Vincent started the Monitoring Sucks code repository on GitHub Inc., the popular open source code and idea-sharing site, which collects enhancements and integrations to existing open source systems monitoring tools such as Nagios, Cacti and Graphite, or new ideas about smart ways to work with those tools.
I like the idea of open source, but it comes down to how much is my time worth – is this sustainable?
Mike Horwath, CTO at ipHouse
Wanted: Systems monitoring tools that work
But whatever efforts that code repository has inspired haven’t been enough. In particular, the Nagios open source systems monitoring tool really raises system administrators’ hackles. Graphing packages, which include Cacti, Graphite and Zabbix, also get singled out.
And when they try to combine monitoring and graphing, IT pros throw in the towel.
"I needed something better than red light/green light," said Mike Horwath, CTO at ipHouse, a hosting provider in Minneapolis, Minn. "I needed both monitoring and measuring, and I had to get those integrated."
The firm had used Nagios over the years, but has had limited success pairing it with Cacti or Zabbix.
"They give you lots to graph and measure, but it gets overly complicated," he said.
That’s the problem with open source tools as a whole. "I like the idea of open source, but it comes down to how much is my time worth – is this sustainable?" Horwath said.
Horwath took a right turn and purchased commercial monitoring and reporting software from Santa Monica, Calif.- based hosting tool provider LogicMonitor Inc. that did both out of the gate.
LogicMonitor is offered as SaaS and can’t be customized ad infinitum. But the depth of the reporting that is available makes up for the fact that you can’t tweak every last setting, Howarth said. In fact, the only thing about Nagios that Horwath misses is the "random back-off" feature, which waits to see if a soft failure resolves itself with time before sending out an alert.
For other shops, SaaS tools such as LogicMonitor aren’t an option, but an upgrade to a commercial open source package complete with support is.
A large U.S.-managed service provider with multiple locations recently moved from a combination of Hewlett-Packard’s OpenView, Nagios and OpenNMS and homegrown code to commercial open source Zenoss monitoring suite, citing its easy-to-use GUI interface, support, plus the flexibility customizes the package to the firm’s needs, said the network systems manager responsible for the change, who requested anonymity.
"We can’t entirely go away from homegrown," he said. With Zenoss, "we can still go down and make the changes we need to make." With other tools he looked at, such as SolarWinds, "we couldn’t customize it the way we needed to."
Enterprise-level support is important, too.
"There are times when stuff is just over my head," he said.

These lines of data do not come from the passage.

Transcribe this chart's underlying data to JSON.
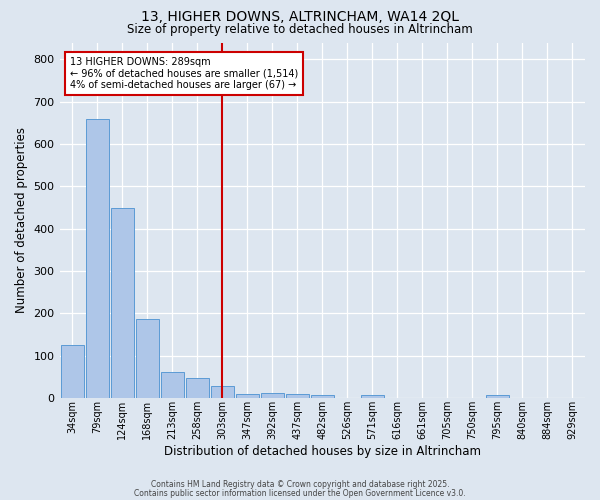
{
  "title1": "13, HIGHER DOWNS, ALTRINCHAM, WA14 2QL",
  "title2": "Size of property relative to detached houses in Altrincham",
  "xlabel": "Distribution of detached houses by size in Altrincham",
  "ylabel": "Number of detached properties",
  "categories": [
    "34sqm",
    "79sqm",
    "124sqm",
    "168sqm",
    "213sqm",
    "258sqm",
    "303sqm",
    "347sqm",
    "392sqm",
    "437sqm",
    "482sqm",
    "526sqm",
    "571sqm",
    "616sqm",
    "661sqm",
    "705sqm",
    "750sqm",
    "795sqm",
    "840sqm",
    "884sqm",
    "929sqm"
  ],
  "values": [
    125,
    660,
    450,
    188,
    62,
    48,
    28,
    10,
    12,
    10,
    8,
    0,
    8,
    0,
    0,
    0,
    0,
    8,
    0,
    0,
    0
  ],
  "bar_color": "#aec6e8",
  "bar_edge_color": "#5b9bd5",
  "bg_color": "#dde6f0",
  "fig_bg_color": "#dde6f0",
  "grid_color": "#ffffff",
  "vline_x": 6,
  "vline_color": "#cc0000",
  "legend_title": "13 HIGHER DOWNS: 289sqm",
  "legend_line1": "← 96% of detached houses are smaller (1,514)",
  "legend_line2": "4% of semi-detached houses are larger (67) →",
  "legend_box_color": "#cc0000",
  "ylim": [
    0,
    840
  ],
  "yticks": [
    0,
    100,
    200,
    300,
    400,
    500,
    600,
    700,
    800
  ],
  "footer1": "Contains HM Land Registry data © Crown copyright and database right 2025.",
  "footer2": "Contains public sector information licensed under the Open Government Licence v3.0."
}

Systems monitoring nirvana
Meanwhile, EnStratus’ Vincent has a vision of what would make monitoring better:
"There are plenty of frustrated system administrators, developers, engineers, "devops" and everything under the sun who don't want much. All they really want is for [things]to work. When [stuff] breaks, they want to be notified. They want pretty graphs. They want to see business metrics alongside operational ones. They want to have a 52-inch monitor in the office that everyone can look at and say: 'See that red dot? That's bad. Here's what was going on when we got that red dot. Let's fix that shit and go get beers.' "
He, like system admins everywhere, imagines a day when #monitoringsucksless.